Library Features
Here we present the main library features, including the supported index types, distance functions and data types.
Index Types
SVS supports the following index types:
Graphs for static datasets
The Vamana graph (in Python, in C++) enables fast in-memory graph-based similarity search with high accuracy for static databases, where the database is fixed and never updated.
Graphs for streaming data
The DynamicVamana graph (in Python, in C++) enables fast in-memory graph-based similarity search with high accuracy for streaming data, where the database is built dynamically by adding and removing vectors.
Flat Index
The flat index (in Python, in C++) can be used to run exhaustive search, e.g., useful to compute the ground-truth nearest neighbors for a dataset.
Distance functions
SVS supports the distance functions listed in Built-In Distance Functors (see svs.DistanceType
for the corresponding
Python classes). The distance function is specified when the index is created by the corresponding index constructors. In the
case of the Vamana index, it must also be specified when the graph is built (see svs.Vamana.build
and
svs::Vamana::build()
for details).
Data types
The supported data types are: float32, float16, int8 and uint8. Other data types might work but performance has not been tested.
The data type can be set independently for the database vectors and the query vector. For example, one could compress the database vectors to float16, which allows for a 2x storage reduction often with negligible accuracy loss, and keep the query in float32.
In Python
The data type for the database vectors is specified by the data_type
argument when the vectors are loaded with
svs.VectorDataLoader
. The data type for the
query vectors is specified in the query_type
argument for the corresponding index constructors
(svs.Vamana
, svs.Flat
).
In C++
The database vectors data type is specified in the template argument of the svs::VectorDataLoader
.
svs::VectorDataLoader<float>("data_f32.svs")
For details on setting the query vectors data type see Indexes.
Warning
This will not perform any dataset conversion. If a dataset was saved to disk as float16 data, for example,
then it must be loaded with data_type = svs.DataType.float16
in Python or
svs::Float16
in C++.
The supported data type combinations for (queries, database vectors) are: (float32, float32), (float32, float16), (uint8, uint8), (int8, int8), among others.
Vector compression
Note
The open-source SVS library supports all documented features except our proprietary vector compression methods –LVQ and Leanvec– which are not open-source and run only on Intel CPUs.

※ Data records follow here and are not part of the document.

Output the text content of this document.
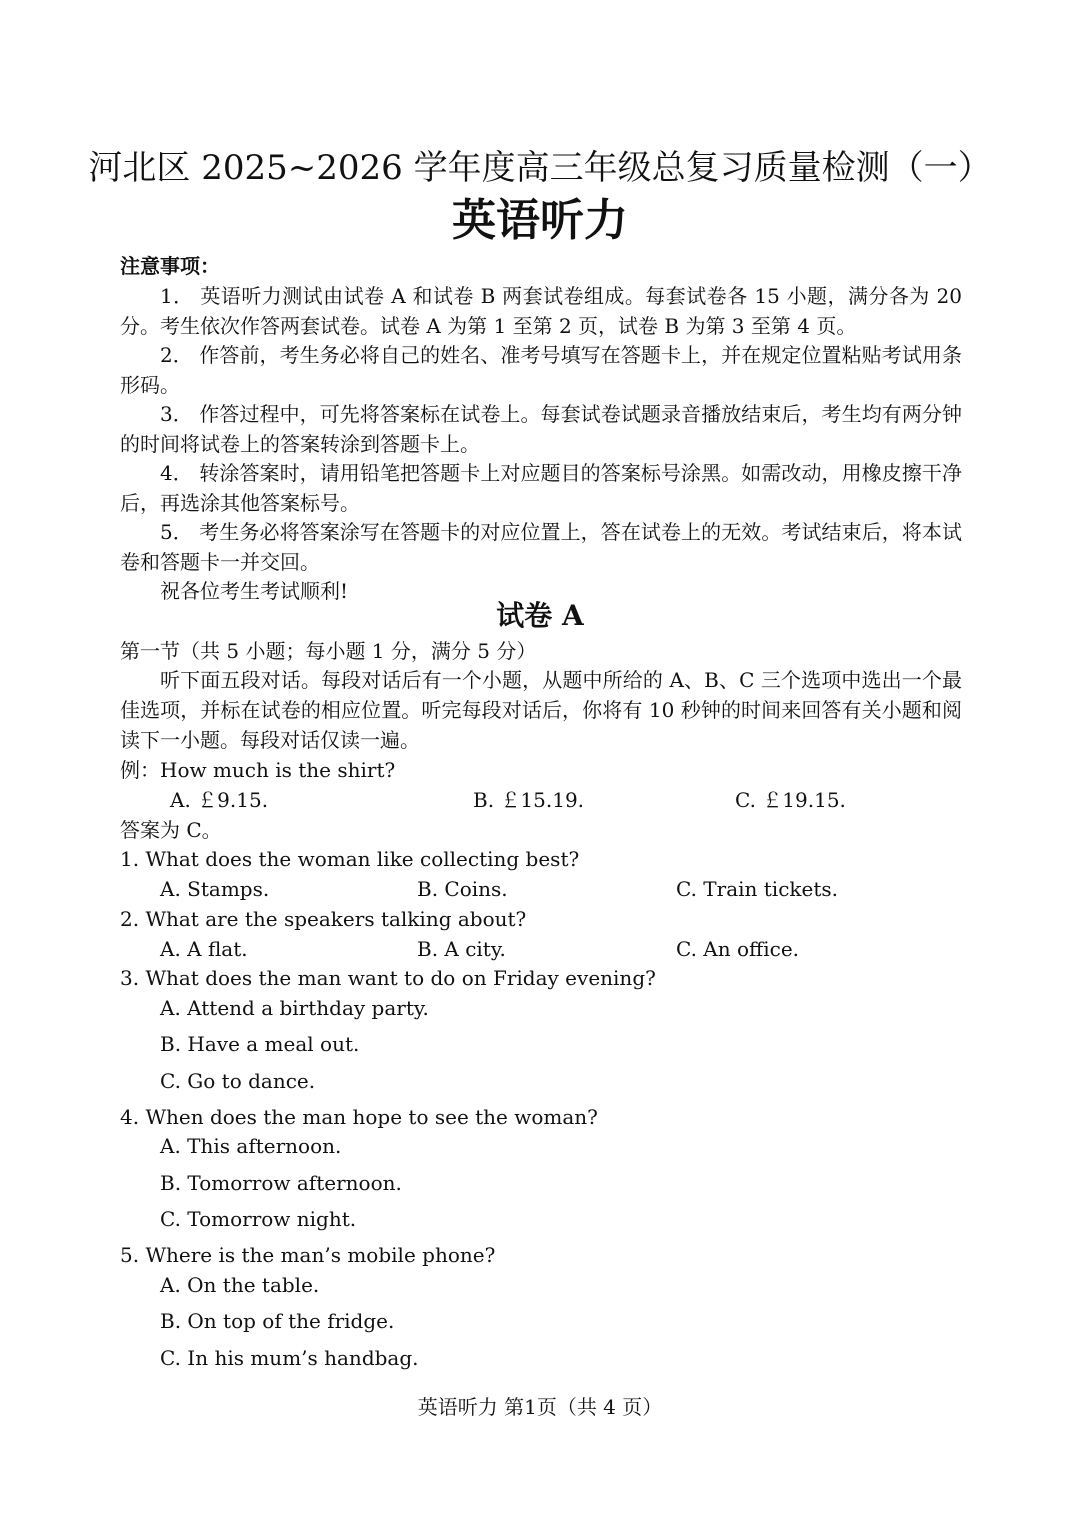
河北区 2025~2026 学年度高三年级总复习质量检测（一）
英语听力
注意事项：
1． 英语听力测试由试卷 A 和试卷 B 两套试卷组成。每套试卷各 15 小题，满分各为 20 分。考生依次作答两套试卷。试卷 A 为第 1 至第 2 页，试卷 B 为第 3 至第 4 页。
2． 作答前，考生务必将自己的姓名、准考号填写在答题卡上，并在规定位置粘贴考试用条形码。
3． 作答过程中，可先将答案标在试卷上。每套试卷试题录音播放结束后，考生均有两分钟的时间将试卷上的答案转涂到答题卡上。
4． 转涂答案时，请用铅笔把答题卡上对应题目的答案标号涂黑。如需改动，用橡皮擦干净后，再选涂其他答案标号。
5． 考生务必将答案涂写在答题卡的对应位置上，答在试卷上的无效。考试结束后，将本试卷和答题卡一并交回。
祝各位考生考试顺利!
试卷 A
第一节（共 5 小题；每小题 1 分，满分 5 分）
听下面五段对话。每段对话后有一个小题，从题中所给的 A、B、C 三个选项中选出一个最佳选项，并标在试卷的相应位置。听完每段对话后，你将有 10 秒钟的时间来回答有关小题和阅读下一小题。每段对话仅读一遍。
例：How much is the shirt?
A. ￡9.15.	B. ￡15.19.	C. ￡19.15.
答案为 C。
1. What does the woman like collecting best?
A. Stamps.	B. Coins.	C. Train tickets.
2. What are the speakers talking about?
A. A flat.	B. A city.	C. An office.
3. What does the man want to do on Friday evening?
A. Attend a birthday party.
B. Have a meal out.
C. Go to dance.
4. When does the man hope to see the woman?
A. This afternoon.
B. Tomorrow afternoon.
C. Tomorrow night.
5. Where is the man’s mobile phone?
A. On the table.
B. On top of the fridge.
C. In his mum’s handbag.
英语听力 第1页（共 4 页）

These are available via a shared library (C++) and PyPI package (Python). See examples for Python and C++ usage.
LeanVec and LVQ Compression Techniques
SVS incorporates two novel compression strategies, LVQ [ABHT23] and LeanVec [TBAH24], to enhance memory efficiency and accelerate similarity search operations. These techniques compress high-dimensional vectors while maintaining the spatial relationships necessary for accurate retrieval. See Choosing the Right Compression for details on selecting the best approach for your case.
LVQ: Locally-Adaptive Vector Quantization
LVQ employs a combination of per-vector normalization and scalar quantization to reduce memory footprint. It supports rapid distance calculations, especially when paired with SIMD-optimized layouts like Turbo LVQ. The compression parameters are learned from the input data, allowing for adaptive and efficient encoding.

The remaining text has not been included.